If parents have not been willing or able to instil some sense of the value of learning, to teach good manners and respect for others, and to set and maintain fair boundaries for behaviour, then by the time a child gets to school it is probably too late. Children who won’t take responsibility or are angry, or see no point in being at school, frequently have parents who won’t take responsibility, or are angry, or see no point in education. So they are unlikely to be supportive of school or teacher efforts to get the child to do what they don’t value themselves, and will sometimes be actively hostile.
Good teachers will try to help. But constantly badly behaved children in a class take up a vastly disproportionate amount of a teacher’s time, which means less time for the good students, the ones who want to learn. Also, and obviously, the more time a teacher has to spend correcting and controlling bad behaviour, the less time there is to spend on teaching and learning, and the more difficult it is for a teacher to build a positive relationship with the class as a whole. And then, equally obviously, noisy, argumentative, rude or violent students create an environment which is not conducive to learning, either because other students (and often the teacher as well) do not feel safe, or simply because of constant noise and interruptions.
So yes, enough is enough.
Teachers and other staff are right to expect and demand that parents take more responsibility, both for teaching values and manners, and for correcting bad behaviour when it does occur. But the fact that many parents have not done so and won’t do so is at least partly the fault of teacher organisations, which have trodden over parents’ rights and concerns.
School documents may say parents are the primary teachers, and that the school works in partnership with them, but the reality is often very different. Parent concerns about curriculum are treated as a joke, and schools have insisted, often against strong resistance from parents, that they have a ‘duty’ to teach sex education, morals, politics, and ‘childrens rights’ – frequently in ways that parents find offensive or counter to their own values. So it is a bit rich for teacher organisations, which by their actions have told parents they are incompetent and should stay out, now to start blaming parents for not taking more responsibility.

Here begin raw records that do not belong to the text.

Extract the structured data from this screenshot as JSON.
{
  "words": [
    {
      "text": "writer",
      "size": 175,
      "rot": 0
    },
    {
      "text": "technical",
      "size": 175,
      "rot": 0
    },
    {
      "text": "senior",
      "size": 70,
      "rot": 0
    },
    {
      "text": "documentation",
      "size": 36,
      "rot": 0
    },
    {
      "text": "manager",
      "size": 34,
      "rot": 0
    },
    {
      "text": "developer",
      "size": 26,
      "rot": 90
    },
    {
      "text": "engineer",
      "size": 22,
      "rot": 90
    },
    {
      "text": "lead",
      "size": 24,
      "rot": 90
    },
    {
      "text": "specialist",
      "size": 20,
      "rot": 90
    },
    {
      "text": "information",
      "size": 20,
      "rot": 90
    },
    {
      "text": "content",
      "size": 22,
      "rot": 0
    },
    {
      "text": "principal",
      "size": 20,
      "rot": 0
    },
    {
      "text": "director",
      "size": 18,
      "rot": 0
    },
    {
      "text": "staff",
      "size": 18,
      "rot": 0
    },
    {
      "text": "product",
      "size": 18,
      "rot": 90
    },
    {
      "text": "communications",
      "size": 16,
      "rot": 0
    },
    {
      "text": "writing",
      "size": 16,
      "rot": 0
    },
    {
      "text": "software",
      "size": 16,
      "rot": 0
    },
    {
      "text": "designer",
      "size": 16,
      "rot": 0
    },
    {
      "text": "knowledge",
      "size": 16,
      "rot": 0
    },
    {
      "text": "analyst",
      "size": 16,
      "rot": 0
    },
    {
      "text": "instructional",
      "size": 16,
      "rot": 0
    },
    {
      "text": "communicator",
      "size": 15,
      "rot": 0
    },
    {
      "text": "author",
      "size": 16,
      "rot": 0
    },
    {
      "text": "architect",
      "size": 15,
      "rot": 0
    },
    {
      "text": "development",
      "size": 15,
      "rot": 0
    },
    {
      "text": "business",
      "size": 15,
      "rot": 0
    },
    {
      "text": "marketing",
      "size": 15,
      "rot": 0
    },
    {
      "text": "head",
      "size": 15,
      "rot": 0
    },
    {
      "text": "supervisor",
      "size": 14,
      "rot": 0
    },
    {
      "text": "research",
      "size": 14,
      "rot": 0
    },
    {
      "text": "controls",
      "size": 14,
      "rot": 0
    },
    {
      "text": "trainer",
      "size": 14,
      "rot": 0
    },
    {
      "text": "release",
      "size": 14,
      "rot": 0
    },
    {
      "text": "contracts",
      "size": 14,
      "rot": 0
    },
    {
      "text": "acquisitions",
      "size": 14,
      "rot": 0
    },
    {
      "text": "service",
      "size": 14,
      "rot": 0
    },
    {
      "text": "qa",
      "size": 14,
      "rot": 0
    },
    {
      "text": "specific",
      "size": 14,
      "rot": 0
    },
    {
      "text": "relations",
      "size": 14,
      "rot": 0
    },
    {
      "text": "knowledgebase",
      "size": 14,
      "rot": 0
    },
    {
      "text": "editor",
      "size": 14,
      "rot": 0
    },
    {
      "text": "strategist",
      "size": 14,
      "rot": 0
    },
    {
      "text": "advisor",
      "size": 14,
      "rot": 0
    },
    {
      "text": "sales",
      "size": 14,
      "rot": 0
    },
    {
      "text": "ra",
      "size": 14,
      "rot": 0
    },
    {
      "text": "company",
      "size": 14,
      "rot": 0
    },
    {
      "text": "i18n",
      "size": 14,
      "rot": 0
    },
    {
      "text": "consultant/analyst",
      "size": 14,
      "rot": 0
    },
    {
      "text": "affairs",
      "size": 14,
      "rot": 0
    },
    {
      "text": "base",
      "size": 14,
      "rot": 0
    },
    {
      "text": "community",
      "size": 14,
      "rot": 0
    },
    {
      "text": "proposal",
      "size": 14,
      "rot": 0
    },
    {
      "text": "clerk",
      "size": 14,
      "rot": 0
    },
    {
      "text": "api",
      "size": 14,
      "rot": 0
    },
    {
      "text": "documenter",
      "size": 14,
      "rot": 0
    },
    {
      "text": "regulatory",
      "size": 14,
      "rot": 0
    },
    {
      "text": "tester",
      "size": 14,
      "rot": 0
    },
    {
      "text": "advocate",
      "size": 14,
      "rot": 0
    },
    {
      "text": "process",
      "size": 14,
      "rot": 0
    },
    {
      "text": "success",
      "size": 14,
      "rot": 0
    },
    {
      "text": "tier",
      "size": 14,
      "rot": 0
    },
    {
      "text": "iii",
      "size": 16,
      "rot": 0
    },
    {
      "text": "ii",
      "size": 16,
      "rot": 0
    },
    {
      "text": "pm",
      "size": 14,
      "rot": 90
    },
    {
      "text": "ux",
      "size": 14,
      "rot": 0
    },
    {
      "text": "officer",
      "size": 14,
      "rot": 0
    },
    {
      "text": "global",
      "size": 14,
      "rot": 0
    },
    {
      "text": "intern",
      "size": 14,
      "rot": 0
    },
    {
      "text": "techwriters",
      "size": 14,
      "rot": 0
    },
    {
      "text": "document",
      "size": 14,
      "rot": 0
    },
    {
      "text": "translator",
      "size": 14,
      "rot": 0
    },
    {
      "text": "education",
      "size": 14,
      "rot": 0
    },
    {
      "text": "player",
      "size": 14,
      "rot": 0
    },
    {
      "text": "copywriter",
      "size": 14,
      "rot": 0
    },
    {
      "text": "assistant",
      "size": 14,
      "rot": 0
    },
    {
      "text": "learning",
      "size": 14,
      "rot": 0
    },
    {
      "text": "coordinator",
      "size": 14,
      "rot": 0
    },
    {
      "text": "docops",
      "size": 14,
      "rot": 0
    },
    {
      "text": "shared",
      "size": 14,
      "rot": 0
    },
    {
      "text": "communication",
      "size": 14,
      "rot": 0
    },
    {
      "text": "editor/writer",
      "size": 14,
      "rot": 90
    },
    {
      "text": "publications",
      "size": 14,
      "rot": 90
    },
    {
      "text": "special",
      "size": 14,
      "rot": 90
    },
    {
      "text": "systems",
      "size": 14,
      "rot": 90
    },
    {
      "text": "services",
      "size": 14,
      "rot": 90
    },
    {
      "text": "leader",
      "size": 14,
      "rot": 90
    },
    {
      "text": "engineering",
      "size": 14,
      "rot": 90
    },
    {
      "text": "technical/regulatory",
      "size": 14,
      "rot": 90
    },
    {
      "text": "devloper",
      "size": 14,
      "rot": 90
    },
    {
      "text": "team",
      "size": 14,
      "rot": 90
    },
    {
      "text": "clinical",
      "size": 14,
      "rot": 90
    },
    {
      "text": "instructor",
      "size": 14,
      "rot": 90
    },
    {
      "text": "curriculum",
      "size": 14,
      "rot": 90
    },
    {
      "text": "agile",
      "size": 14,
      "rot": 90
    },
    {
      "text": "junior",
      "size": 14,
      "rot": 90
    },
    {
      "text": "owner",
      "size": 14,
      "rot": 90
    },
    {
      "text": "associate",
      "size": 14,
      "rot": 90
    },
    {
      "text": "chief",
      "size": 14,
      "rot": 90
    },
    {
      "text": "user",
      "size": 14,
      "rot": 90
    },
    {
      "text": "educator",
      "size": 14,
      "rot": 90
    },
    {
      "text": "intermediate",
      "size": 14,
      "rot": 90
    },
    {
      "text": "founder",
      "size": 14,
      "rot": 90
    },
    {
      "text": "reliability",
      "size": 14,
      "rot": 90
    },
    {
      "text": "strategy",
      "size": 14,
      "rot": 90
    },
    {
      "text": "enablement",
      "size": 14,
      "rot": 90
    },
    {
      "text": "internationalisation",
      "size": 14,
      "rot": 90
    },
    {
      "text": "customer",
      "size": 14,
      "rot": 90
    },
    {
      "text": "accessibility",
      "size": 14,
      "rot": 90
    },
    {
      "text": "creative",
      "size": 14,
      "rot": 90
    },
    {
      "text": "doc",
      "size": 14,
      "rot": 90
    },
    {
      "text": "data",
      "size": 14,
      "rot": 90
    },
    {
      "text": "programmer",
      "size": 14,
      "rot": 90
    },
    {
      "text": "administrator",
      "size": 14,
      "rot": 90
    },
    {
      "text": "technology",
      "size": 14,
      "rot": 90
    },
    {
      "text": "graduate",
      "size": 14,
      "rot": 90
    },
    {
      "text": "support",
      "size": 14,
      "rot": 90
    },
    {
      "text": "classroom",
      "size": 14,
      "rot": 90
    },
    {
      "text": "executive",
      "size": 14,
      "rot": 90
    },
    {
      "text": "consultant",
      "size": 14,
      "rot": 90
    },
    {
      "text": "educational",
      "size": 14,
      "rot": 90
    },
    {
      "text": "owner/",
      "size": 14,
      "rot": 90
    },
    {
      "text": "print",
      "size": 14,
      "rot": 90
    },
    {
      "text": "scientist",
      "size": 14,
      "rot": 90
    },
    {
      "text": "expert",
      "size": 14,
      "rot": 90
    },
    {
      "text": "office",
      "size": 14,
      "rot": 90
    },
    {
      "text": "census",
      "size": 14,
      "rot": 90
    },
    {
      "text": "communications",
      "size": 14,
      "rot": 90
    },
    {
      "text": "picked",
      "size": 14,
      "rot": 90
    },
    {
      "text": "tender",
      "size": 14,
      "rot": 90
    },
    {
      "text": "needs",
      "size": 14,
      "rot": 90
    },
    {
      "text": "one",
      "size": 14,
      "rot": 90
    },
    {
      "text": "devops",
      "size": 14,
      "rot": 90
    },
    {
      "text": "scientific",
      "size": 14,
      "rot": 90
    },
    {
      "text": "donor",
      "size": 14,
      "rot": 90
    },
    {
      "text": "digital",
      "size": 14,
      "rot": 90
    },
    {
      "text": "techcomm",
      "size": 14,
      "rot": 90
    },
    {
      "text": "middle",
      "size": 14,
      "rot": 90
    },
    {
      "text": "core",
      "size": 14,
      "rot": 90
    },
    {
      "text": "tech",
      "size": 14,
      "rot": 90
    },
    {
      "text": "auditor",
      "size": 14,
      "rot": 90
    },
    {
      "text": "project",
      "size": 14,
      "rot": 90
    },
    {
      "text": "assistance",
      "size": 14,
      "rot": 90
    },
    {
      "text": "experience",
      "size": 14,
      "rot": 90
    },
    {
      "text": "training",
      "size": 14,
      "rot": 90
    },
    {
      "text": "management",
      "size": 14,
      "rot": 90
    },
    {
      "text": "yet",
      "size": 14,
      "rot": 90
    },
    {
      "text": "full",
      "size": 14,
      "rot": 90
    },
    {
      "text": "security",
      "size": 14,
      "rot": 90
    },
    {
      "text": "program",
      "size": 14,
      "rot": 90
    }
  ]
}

I have often seen the signs at hospitals that say something like “We are obliged to provide a safe environment for patients and staff. Abusive behaviour will not be tolerated.”
If the same kind of zero tolerance policy were put in place at schools, if education departments took seriously their responsibility to provide a safe work environment for staff, and a safe learning environment for students, our schools would be very different.